I put razorblades between pins and plenty of flux when I solder super-fine pitched ICs.
Ultimate Dev'r wrote:
DShiznit wrote:
I wonder if you can place tiny pieces of paper or cardstock, or another thin material, between each solder so they don't cross each other?


I put razorblades between pins and plenty of flux when I solder super-fine pitched ICs.
Wouldn't the rake-and-bake method be much easier at that point, assuming you're talking SMT ICs?
KermMartian wrote:
Ultimate Dev'r wrote:
DShiznit wrote:
I wonder if you can place tiny pieces of paper or cardstock, or another thin material, between each solder so they don't cross each other?


I put razorblades between pins and plenty of flux when I solder super-fine pitched ICs.
Wouldn't the rake-and-bake method be much easier at that point, assuming you're talking SMT ICs?


"rake-and bake" method?
Ultimate Dev'r wrote:
KermMartian wrote:
Ultimate Dev'r wrote:
DShiznit wrote:
I wonder if you can place tiny pieces of paper or cardstock, or another thin material, between each solder so they don't cross each other?

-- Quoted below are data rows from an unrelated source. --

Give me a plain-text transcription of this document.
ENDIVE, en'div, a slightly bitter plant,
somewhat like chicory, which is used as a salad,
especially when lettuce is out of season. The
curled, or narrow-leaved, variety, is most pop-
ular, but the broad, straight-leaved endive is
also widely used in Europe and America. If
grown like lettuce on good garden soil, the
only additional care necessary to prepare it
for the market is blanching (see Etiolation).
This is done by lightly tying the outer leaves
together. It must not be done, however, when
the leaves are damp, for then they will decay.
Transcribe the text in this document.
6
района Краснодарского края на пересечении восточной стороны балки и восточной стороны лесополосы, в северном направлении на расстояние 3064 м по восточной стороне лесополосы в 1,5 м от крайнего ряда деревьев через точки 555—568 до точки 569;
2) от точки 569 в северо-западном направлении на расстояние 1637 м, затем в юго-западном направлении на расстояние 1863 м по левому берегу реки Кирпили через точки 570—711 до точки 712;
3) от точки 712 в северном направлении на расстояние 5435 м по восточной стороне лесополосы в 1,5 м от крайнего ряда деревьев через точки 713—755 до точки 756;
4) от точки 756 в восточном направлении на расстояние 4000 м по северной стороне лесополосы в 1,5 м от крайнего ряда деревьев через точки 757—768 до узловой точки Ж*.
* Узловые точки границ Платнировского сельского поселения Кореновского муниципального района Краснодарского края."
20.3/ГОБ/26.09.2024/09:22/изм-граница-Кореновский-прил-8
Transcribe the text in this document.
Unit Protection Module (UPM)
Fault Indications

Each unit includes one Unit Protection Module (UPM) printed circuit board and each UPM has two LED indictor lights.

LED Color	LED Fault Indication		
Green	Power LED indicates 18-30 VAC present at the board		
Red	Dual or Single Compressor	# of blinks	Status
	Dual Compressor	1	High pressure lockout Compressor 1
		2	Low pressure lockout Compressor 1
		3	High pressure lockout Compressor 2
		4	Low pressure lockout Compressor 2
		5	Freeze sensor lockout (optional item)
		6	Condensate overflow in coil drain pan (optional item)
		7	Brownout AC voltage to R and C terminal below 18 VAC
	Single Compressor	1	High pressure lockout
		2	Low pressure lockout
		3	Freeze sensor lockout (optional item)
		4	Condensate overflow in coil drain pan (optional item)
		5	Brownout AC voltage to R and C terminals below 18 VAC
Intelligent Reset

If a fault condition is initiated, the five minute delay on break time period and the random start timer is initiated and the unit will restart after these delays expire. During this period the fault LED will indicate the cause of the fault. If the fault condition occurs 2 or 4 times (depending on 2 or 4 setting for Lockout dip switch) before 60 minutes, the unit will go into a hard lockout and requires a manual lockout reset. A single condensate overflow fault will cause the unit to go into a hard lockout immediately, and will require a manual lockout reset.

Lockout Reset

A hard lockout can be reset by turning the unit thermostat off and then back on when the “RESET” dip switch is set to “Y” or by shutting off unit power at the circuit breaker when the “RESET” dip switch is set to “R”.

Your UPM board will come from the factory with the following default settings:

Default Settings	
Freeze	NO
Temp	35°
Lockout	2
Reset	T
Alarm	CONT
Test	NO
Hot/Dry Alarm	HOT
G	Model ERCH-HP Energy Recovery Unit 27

I put razorblades between pins and plenty of flux when I solder super-fine pitched ICs.
Wouldn't the rake-and-bake method be much easier at that point, assuming you're talking SMT ICs?


"rake-and bake" method?
Rake a soldering iron and a small amount of solder across the pads on the PCB. Put the IC roughly in place. Place it toaster oven, heat board, IC will align and joints will properly isolate as the solder melts and beads.
Ultimate Dev'r wrote:
DShiznit wrote:
I wonder if you can place tiny pieces of paper or cardstock, or another thin material, between each solder so they don't cross each other?


I put razorblades between pins and plenty of flux when I solder super-fine pitched ICs.


That's exactly what I was thinking. So there's no risk of melting or warping your razorblade?
I have a Torx T15 does not seem to fit. what size?